46th President of the Canadian Bar Association
- In office 1974–1975
- Preceded by: Neil McKelvey, Q.C.
- Succeeded by: Irwin Dorfman, Q.C.

Personal details
- Born: August 24, 1921 Ottawa, Ontario, Canada
- Died: June 10, 2009 (aged 87) Toronto, Ontario, Canada
- Spouse: Mary
- Children: Nanci, Sarah, Bill, David and Frederick
- Alma mater: Trinity College, University of Toronto Osgoode Hall Law School
- Profession: Lawyer

Military service
- Branch/service: Canadian Army
- Years of service: 1943–1946
- Rank: Lieutenant
- Unit: Royal Canadian Artillery Royal Canadian Intelligence Corps United States Military Intelligence Corps (secondment)

= William Lorne Northmore Somerville =

Canadian lawyer and president of the Canadian Bar Association

William Lorne Northmore Somerville, (August 24, 1921 – June 10, 2009), was a Canadian lawyer from Toronto, Ontario, Canada. He spent his career in private practice with the firm of Borden & Elliot, one of Canada's largest law firms (now Borden Ladner Gervais). For the last ten years of his career, he served as chairman of the firm. He also served as president of the Canadian Bar Association from 1974 to 1975.

==Early life and family==
Somerville was born in Ottawa, Ontario, on August 24, 1921. His parents were William Lorne and Olive Triscott Somerville, and he had one brother, John.

He and his first wife had five children: Nanci, Sarah, Bill, David and Frederick. He married his second wife, Mary, in 1988.

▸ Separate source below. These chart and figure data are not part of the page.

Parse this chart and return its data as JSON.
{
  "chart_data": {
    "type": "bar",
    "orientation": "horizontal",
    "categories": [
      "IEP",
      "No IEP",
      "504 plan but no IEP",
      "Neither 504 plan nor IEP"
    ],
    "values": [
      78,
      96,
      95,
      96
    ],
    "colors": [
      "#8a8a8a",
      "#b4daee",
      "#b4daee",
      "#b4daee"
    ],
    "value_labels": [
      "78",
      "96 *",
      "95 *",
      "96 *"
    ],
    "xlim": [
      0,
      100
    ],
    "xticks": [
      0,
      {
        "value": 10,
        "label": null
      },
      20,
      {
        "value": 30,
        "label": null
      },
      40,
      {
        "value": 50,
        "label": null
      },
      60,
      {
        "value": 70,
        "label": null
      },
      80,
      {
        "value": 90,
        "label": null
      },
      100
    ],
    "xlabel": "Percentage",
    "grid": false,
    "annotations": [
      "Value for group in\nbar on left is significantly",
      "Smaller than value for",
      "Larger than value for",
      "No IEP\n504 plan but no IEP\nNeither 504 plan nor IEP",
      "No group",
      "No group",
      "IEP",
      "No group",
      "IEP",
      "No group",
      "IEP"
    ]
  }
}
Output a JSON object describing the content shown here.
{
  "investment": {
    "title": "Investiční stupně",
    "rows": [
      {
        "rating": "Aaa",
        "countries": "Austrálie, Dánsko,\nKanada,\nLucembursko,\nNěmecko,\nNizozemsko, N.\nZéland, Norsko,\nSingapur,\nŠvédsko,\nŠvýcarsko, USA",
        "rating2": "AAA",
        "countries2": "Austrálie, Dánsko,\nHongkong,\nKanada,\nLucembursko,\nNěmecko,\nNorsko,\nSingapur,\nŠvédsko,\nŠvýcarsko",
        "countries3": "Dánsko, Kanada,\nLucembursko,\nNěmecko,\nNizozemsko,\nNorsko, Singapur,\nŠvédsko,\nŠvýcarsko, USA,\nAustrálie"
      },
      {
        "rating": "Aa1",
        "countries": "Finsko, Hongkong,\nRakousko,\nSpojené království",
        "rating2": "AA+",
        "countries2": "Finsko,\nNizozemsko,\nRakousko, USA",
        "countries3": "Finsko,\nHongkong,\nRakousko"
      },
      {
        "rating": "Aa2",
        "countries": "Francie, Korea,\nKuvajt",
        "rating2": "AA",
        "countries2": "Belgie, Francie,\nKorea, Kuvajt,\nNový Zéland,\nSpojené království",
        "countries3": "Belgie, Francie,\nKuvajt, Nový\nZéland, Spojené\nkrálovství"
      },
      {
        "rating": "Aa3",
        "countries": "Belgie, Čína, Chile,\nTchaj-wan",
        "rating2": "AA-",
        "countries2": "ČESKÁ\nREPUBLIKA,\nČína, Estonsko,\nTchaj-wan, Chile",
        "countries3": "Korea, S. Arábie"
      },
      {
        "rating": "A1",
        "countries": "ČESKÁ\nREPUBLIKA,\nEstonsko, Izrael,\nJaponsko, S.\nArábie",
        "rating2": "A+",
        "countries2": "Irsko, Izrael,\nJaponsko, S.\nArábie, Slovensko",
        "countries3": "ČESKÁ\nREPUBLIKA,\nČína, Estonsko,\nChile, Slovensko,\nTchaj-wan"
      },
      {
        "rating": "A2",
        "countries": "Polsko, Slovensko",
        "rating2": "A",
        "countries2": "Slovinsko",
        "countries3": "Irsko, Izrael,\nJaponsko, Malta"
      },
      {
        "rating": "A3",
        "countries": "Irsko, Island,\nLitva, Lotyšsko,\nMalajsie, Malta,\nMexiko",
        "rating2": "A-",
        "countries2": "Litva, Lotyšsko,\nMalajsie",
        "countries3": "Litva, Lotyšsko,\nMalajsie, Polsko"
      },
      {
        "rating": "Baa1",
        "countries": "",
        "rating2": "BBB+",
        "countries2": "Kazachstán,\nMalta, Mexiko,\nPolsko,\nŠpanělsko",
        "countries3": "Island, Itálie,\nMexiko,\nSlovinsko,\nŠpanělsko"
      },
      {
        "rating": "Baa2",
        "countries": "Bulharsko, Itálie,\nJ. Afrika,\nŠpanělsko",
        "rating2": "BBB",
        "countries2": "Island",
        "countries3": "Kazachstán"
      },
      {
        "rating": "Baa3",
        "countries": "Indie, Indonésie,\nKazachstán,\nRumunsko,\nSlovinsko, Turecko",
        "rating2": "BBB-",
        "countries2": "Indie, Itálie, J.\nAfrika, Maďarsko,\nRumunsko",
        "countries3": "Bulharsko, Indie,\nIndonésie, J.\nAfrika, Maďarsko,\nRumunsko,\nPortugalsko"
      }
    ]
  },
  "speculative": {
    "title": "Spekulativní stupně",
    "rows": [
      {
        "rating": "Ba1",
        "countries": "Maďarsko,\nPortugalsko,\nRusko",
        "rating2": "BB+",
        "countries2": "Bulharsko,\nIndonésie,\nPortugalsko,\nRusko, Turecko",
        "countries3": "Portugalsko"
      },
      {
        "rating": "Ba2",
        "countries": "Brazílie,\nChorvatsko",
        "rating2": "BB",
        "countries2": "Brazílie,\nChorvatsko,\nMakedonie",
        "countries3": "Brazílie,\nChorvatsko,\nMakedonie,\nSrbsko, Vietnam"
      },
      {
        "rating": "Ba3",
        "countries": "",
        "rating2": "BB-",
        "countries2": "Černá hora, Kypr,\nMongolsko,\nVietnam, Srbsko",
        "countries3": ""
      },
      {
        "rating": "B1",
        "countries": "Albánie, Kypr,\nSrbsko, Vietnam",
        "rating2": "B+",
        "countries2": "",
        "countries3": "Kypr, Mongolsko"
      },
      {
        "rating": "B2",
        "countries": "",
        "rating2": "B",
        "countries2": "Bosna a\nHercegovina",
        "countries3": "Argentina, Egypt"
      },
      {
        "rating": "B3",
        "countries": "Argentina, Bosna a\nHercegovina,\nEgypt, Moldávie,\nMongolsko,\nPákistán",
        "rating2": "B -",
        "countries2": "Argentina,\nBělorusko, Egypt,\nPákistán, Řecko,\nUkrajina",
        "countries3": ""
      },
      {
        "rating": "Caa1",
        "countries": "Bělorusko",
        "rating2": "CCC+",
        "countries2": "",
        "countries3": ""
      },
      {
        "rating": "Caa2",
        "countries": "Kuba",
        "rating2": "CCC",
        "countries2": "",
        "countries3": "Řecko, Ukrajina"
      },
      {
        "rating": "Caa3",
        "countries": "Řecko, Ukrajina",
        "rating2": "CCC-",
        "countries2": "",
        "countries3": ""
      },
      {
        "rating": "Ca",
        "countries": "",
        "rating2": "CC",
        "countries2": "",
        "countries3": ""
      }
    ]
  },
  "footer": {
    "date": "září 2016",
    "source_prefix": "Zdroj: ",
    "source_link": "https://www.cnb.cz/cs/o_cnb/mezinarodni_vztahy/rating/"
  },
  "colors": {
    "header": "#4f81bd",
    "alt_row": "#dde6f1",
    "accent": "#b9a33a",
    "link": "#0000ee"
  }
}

Somerville was a lifelong member of the Church of England in Canada (now the Anglican Church of Canada). He was a Church Warden of the Cathedral Church of St. James in Toronto from 1977 to 1980.

==Education==
Somerville attended the Collingwood Collegiate Institute in Collingwood, Ontario, graduating in 1939. He then attended Trinity College at the University of Toronto, graduating with a Bachelor of Arts in 1943. He interrupted his education to serve in the Canadian Armed Forces during World War II. Upon his return to Canada, he studied law at Osgoode Hall Law School, graduating with a Bachelor of Laws in 1948.

==Military career==
After graduating from Trinity College in 1943, during World War II, Somerville volunteered for the Canadian Armed Forces. He was commissioned as a lieutenant in the Canadian Army, initially posted to the Royal Canadian Artillery. He was later transferred to the Royal Canadian Intelligence Corps. In 1944 he was seconded to the United States Army and assigned to the United States Military Intelligence Corps in Washington, D.C. He went through an intensive course to learn Japanese and served with the United States Army as part of the occupation forces in Japan. He returned to Canada in 1946.

==Legal career==
Somerville articled with the firm of Fennell McLean & Davis. He eventually joined the firm of Borden & Elliott, where he stayed for the rest of legal career. He made partner in 1956, and was chairman of the firm from 1980 to 1990. Upon retiring in 1992, the firm made him Chairman Emeritus of their Toronto office.

Somerville developed a strong reputation as a barrister, including arguing several cases before the Supreme Court of Canada. He was also remembered by his colleagues at Borden & Elliott as a caring mentor to younger lawyers and a strong leader within the firm.

As well as his legal practice, Somerville was active in business and was a director of various corporations, including Eastern Utilities Ltd., and Hilti (Canada). He was chairman of the Canadian board of Norwich Union Life Insurance Company from 1970 to 1993. He was also a member of the Corporation of Trinity College from 1955 to 1995.

==Professional bodies==
In addition to his legal practice, Somerville was active in a number of professional associations. He was a member of the Canadian Bar Association, serving as president of the Ontario Bar Association from 1969 to 1970, and as national president from 1974 to 1975. In addition to being a founding member of the Advocates' Society of Ontario, he was also a member of the International Association of Defense Counsel and the American Bar Association. He was a Fellow of the American College of Trial Lawyers, including being chairman of the College's Canadian-U.S. Committee in 1988. He was also a Governor of the Canadian Institute for Advanced Legal Studies.

==Later life and death==
Somerville died peacefully on June 10, 2009, after a long illness. He was survived by his wife, Mary, his five children, and several grandchildren, and predeceased by his brother John. His funeral service was held at the Cathedral Church of St. James on June 18, 2009.

==Honours==
- 1960 - Appointed Queen's Counsel by the Province of Ontario.
- 1974 - Fellow of the American College of Trial Lawyers.
- 1992 - Appointed Chairman Emeritus of the Toronto office of Borden & Elliott.